We kneeled on the dirt floor of that church made from sticks and mud, gingerly placed our hands on the little girl’s knee and asked Jesus to make himself known in power and wholeness so that those who believed in his love might see it with their own eyes. I did not realize I was praying for myself.

We prayed, trusting that whatever was going to happen would be the will and way of God our Savior. I opened my eyes while we prayed, wondering what God might do. I saw the movement with my own eyes as the girl’s foot began to move back to a normal position. We continued to pray and I saw this little 9-year-old girl bend a leg and knee, on her own, that she had not been able to bend for two years. I watched her leave that church walking on her own rather than being carried.

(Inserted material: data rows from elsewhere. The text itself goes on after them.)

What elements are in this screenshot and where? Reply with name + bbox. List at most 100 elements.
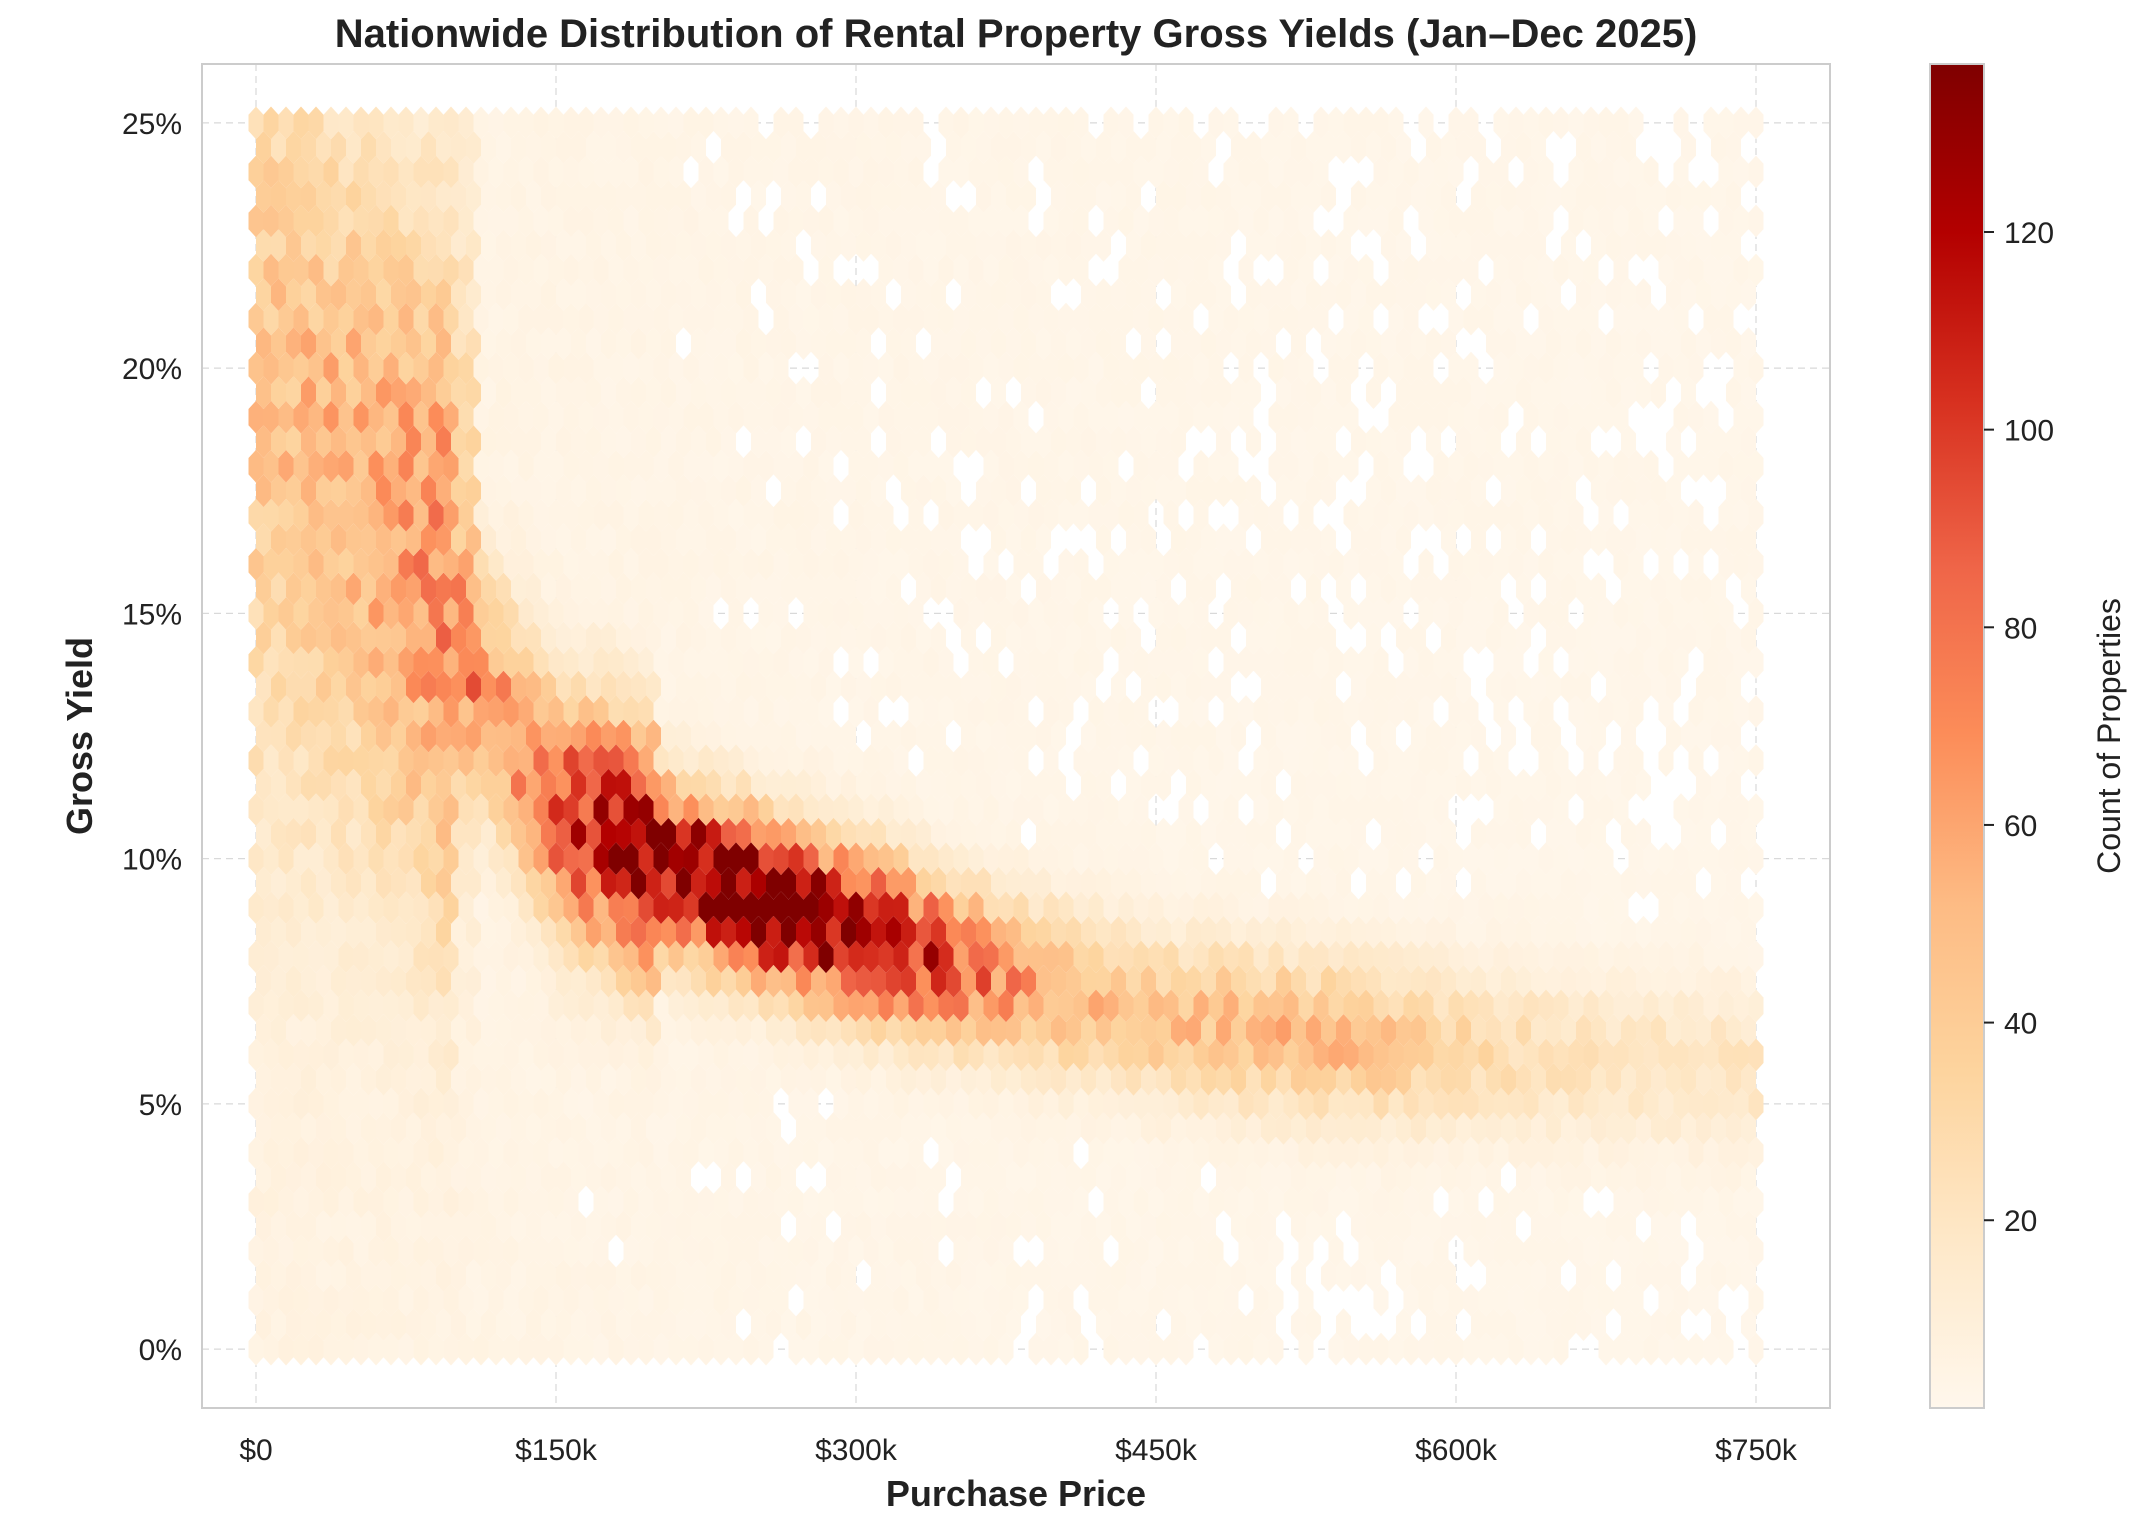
hex-cell: [1673, 891, 1689, 924]
hex-cell: [383, 891, 399, 924]
hex-cell: [908, 597, 924, 630]
hex-cell: [541, 425, 556, 458]
hex-cell: [578, 106, 594, 140]
hex-cell: [1141, 964, 1156, 998]
hex-cell: [601, 719, 616, 753]
hex-cell: [278, 1038, 294, 1072]
hex-cell: [1283, 253, 1299, 287]
hex-cell: [646, 1112, 661, 1145]
hex-cell: [923, 940, 939, 974]
hex-cell: [413, 793, 429, 826]
hex-cell: [1463, 1185, 1479, 1219]
hex-cell: [308, 744, 324, 777]
hex-cell: [1733, 351, 1749, 385]
hex-cell: [496, 1112, 511, 1145]
hex-cell: [1216, 670, 1231, 704]
hex-cell: [593, 597, 609, 630]
hex-cell: [1553, 989, 1569, 1023]
hex-cell: [758, 1087, 774, 1121]
hex-cell: [338, 989, 354, 1023]
hex-cell: [803, 1087, 819, 1121]
hex-cell: [1613, 449, 1629, 483]
hex-cell: [278, 744, 294, 777]
hex-cell: [803, 400, 819, 434]
hex-cell: [1358, 1234, 1374, 1268]
hex-cell: [841, 1210, 856, 1243]
hex-cell: [263, 204, 279, 238]
hex-cell: [1336, 915, 1351, 949]
hex-cell: [1036, 915, 1051, 949]
hex-cell: [653, 106, 669, 140]
hex-cell: [683, 989, 699, 1023]
hex-cell: [376, 915, 391, 949]
hex-cell: [1583, 400, 1599, 434]
hex-cell: [436, 621, 451, 655]
hex-cell: [623, 400, 639, 434]
hex-cell: [1036, 817, 1051, 851]
hex-cell: [1043, 449, 1059, 483]
hex-cell: [1253, 597, 1269, 630]
hex-cell: [1013, 253, 1029, 287]
hex-cell: [646, 1259, 661, 1292]
hex-cell: [631, 1063, 646, 1096]
hex-cell: [751, 866, 766, 900]
hex-cell: [653, 1087, 669, 1121]
hex-cell: [983, 1136, 999, 1170]
hex-cell: [323, 498, 339, 532]
hex-cell: [1021, 866, 1036, 900]
hex-cell: [256, 180, 271, 213]
hex-cell: [556, 229, 571, 262]
hex-cell: [608, 155, 624, 189]
hex-cell: [1111, 425, 1126, 458]
hex-cell: [1493, 842, 1509, 875]
hex-cell: [1433, 1087, 1449, 1121]
hex-cell: [593, 1038, 609, 1072]
hex-cell: [526, 278, 541, 311]
hex-cell: [721, 621, 736, 655]
hex-cell: [661, 180, 676, 213]
hex-cell: [1538, 1087, 1554, 1121]
hex-cell: [1306, 180, 1321, 213]
hex-cell: [976, 1259, 991, 1292]
hex-cell: [773, 1038, 789, 1072]
hex-cell: [983, 646, 999, 679]
hex-cell: [391, 278, 406, 311]
hex-cell: [916, 817, 931, 851]
hex-cell: [803, 842, 819, 875]
hex-cell: [1133, 1185, 1149, 1219]
hex-cell: [1096, 278, 1111, 311]
hex-cell: [481, 523, 496, 557]
hex-cell: [556, 768, 571, 802]
hex-cell: [1216, 1014, 1231, 1047]
hex-cell: [1486, 278, 1501, 311]
hex-cell: [406, 768, 421, 802]
hex-cell: [803, 302, 819, 336]
hex-cell: [1298, 744, 1314, 777]
hex-cell: [871, 1210, 886, 1243]
hex-cell: [856, 572, 871, 606]
hex-cell: [511, 425, 526, 458]
hex-cell: [451, 964, 466, 998]
hex-cell: [728, 695, 744, 728]
hex-cell: [353, 400, 369, 434]
hex-cell: [1666, 1063, 1681, 1096]
hex-cell: [331, 523, 346, 557]
hex-cell: [248, 597, 264, 630]
hex-cell: [893, 204, 909, 238]
hex-cell: [668, 1185, 684, 1219]
hex-cell: [293, 155, 309, 189]
hex-cell: [878, 351, 894, 385]
hex-cell: [923, 1234, 939, 1268]
hex-cell: [653, 1332, 669, 1366]
hex-cell: [1216, 1308, 1231, 1341]
hex-cell: [1426, 327, 1441, 360]
hex-cell: [1568, 1185, 1584, 1219]
hex-cell: [1486, 817, 1501, 851]
hex-cell: [383, 253, 399, 287]
hex-cell: [511, 523, 526, 557]
hex-cell: [1718, 1136, 1734, 1170]
hex-cell: [848, 548, 864, 581]
hex-cell: [488, 1087, 504, 1121]
hex-cell: [1433, 449, 1449, 483]
hex-cell: [1598, 449, 1614, 483]
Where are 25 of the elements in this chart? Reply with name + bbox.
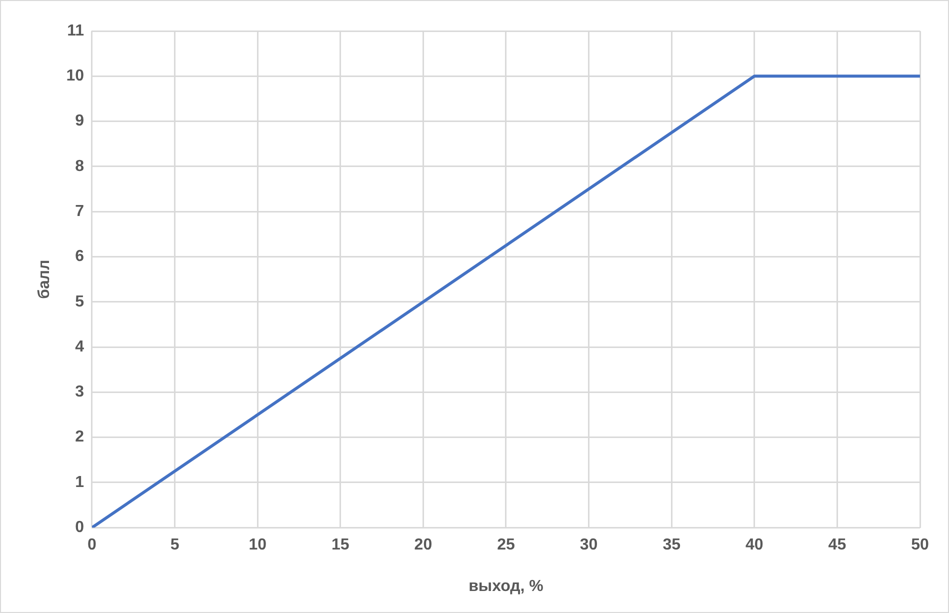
y-tick-label: 6 (75, 248, 84, 266)
x-tick-label: 35 (662, 536, 681, 554)
y-tick-label: 2 (75, 428, 84, 446)
x-tick-label: 40 (746, 536, 764, 554)
y-tick-label: 8 (75, 158, 84, 175)
x-tick-label: 20 (414, 536, 432, 554)
x-tick-label: 45 (828, 536, 846, 554)
x-tick-label: 30 (580, 536, 598, 554)
y-tick-label: 7 (75, 202, 84, 220)
x-tick-label: 0 (88, 536, 97, 554)
y-tick-label: 5 (75, 293, 84, 310)
x-tick-label: 50 (911, 536, 929, 554)
y-axis-title: балл (36, 260, 54, 299)
y-tick-label: 0 (75, 519, 84, 536)
y-tick-label: 4 (75, 338, 84, 356)
y-tick-label: 3 (75, 384, 84, 401)
y-tick-label: 9 (75, 112, 84, 130)
x-axis-title: выход, % (468, 578, 544, 595)
y-tick-label: 1 (75, 474, 84, 491)
x-tick-label: 15 (332, 536, 350, 554)
x-tick-label: 5 (170, 536, 180, 554)
y-tick-label: 11 (67, 22, 84, 40)
y-tick-label: 10 (66, 68, 84, 85)
x-tick-label: 25 (497, 536, 515, 554)
x-tick-label: 10 (248, 536, 267, 554)
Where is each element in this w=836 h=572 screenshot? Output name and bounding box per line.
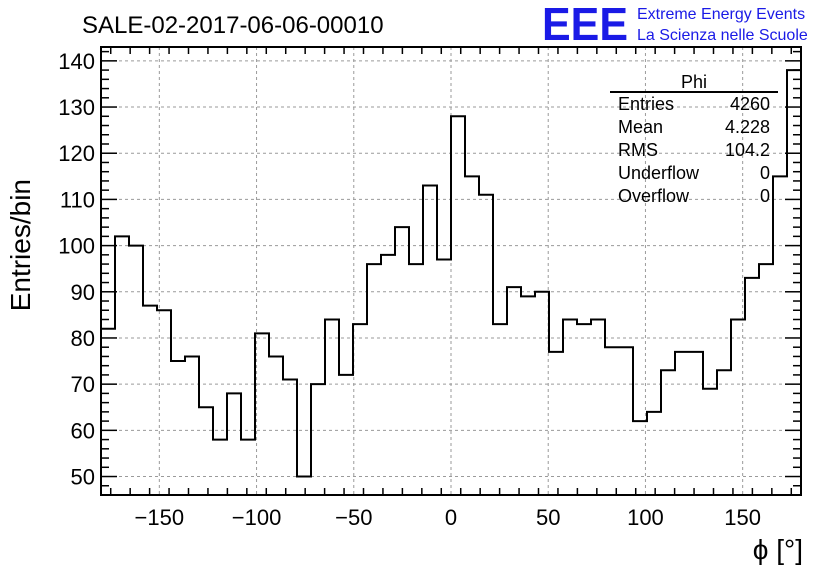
histogram-series-line bbox=[100, 69, 802, 495]
stats-value: 0 bbox=[760, 186, 770, 206]
y-tick-label: 120 bbox=[58, 141, 95, 166]
y-tick-label: 110 bbox=[60, 187, 95, 212]
y-axis-title: Entries/bin bbox=[5, 179, 36, 311]
stats-value: 0 bbox=[760, 163, 770, 183]
stats-box: Phi Entries 4260 Mean 4.228 RMS 104.2 Underflo… bbox=[610, 72, 778, 206]
stats-label: Entries bbox=[618, 94, 674, 114]
x-tick-label: 150 bbox=[724, 505, 761, 530]
stats-rows: Entries 4260 Mean 4.228 RMS 104.2 Underflow 0 Ov… bbox=[618, 94, 770, 206]
logo-line-2: La Scienza nelle Scuole bbox=[637, 27, 808, 44]
y-tick-label: 60 bbox=[71, 418, 95, 443]
y-tick-label: 80 bbox=[71, 326, 95, 351]
x-axis-title: ϕ [°] bbox=[753, 534, 803, 565]
x-tick-label: 100 bbox=[627, 505, 664, 530]
logo-line-1: Extreme Energy Events bbox=[637, 6, 805, 23]
y-tick-label: 100 bbox=[58, 234, 95, 259]
stats-value: 4.228 bbox=[725, 117, 770, 137]
stats-label: Mean bbox=[618, 117, 663, 137]
plot-frame bbox=[100, 46, 802, 496]
chart-title: SALE-02-2017-06-06-00010 bbox=[82, 12, 384, 39]
x-tick-label: −50 bbox=[335, 505, 372, 530]
y-tick-label: 130 bbox=[58, 95, 95, 120]
y-tick-label: 70 bbox=[71, 372, 95, 397]
stats-value: 104.2 bbox=[725, 140, 770, 160]
y-tick-label: 90 bbox=[71, 280, 95, 305]
x-tick-label: 0 bbox=[445, 505, 457, 530]
y-tick-label: 50 bbox=[71, 465, 95, 490]
x-tick-label: 50 bbox=[536, 505, 560, 530]
axis-ticks bbox=[101, 47, 801, 496]
stats-label: Underflow bbox=[618, 163, 700, 183]
x-tick-label: −100 bbox=[232, 505, 282, 530]
stats-label: RMS bbox=[618, 140, 658, 160]
stats-value: 4260 bbox=[730, 94, 770, 114]
x-tick-label: −150 bbox=[135, 505, 185, 530]
tick-labels: −150 −100 −50 0 50 100 150 50 60 70 80 90 100 110 120 1… bbox=[58, 49, 761, 530]
eee-logo-mark: EEE bbox=[542, 0, 628, 50]
y-tick-label: 140 bbox=[58, 49, 95, 74]
stats-title: Phi bbox=[681, 72, 707, 92]
stats-label: Overflow bbox=[618, 186, 690, 206]
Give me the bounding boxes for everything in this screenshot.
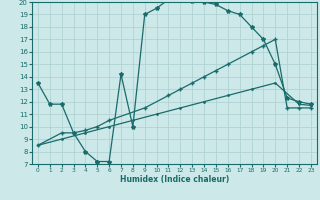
X-axis label: Humidex (Indice chaleur): Humidex (Indice chaleur) — [120, 175, 229, 184]
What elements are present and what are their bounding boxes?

And I saw with my own eyes the Lord Jesus deliver a teenager from spiritual bondage to an evil spirit. I saw them drag her rigid and catatonic into the church. I lifted her from the floor, a human board, and placed her in a chair. I watched and felt it as we laid hands on her and spoke the name of Jesus. The more insistent we spoke his precious, powerful name, the more the spirit convulsed the girl.

I saw with my own eyes the moment the spirit yielded after attempting twice to throw her against the concrete wall at the back of the church. I heard with my own ears as the name of Jesus came from her lips and tears of joy came from her eyes. I saw her sitting up at the end of the service tying ribbons in her hair. And I saw her father, who, the day before had been unable to walk, dancing circles around the church waving his crutch in the air.

I have always believed. As long as God has given me faith I have believed that work of God I saw in the gospels at the hands of Jesus was real, genuine, and trustworthy. In Haiti, I saw what I believed, and I believe what I saw.

When God gives faith, we do not need to see in order to believe. We do not need to have been standing at the door of the tomb the morning Jesus rose from the dead in order to believe He is alive, but oh! how we love it when he proves it before our very eyes. There is no real faith when “seeing is believing.” But great is the faith and great is the joy when believing is seeing. So do not ask today to “see,” but to believe, and let “seeing” come on the heels of faith.

Each month the clergy of the Cook County Ministerium offer spiritual reflections. This week’s contributor is Pastor Dale McIntire with The Good News. Pastor McIntire has served as pastor of the Cornerstone Community Church in Grand Marais since April of 1995.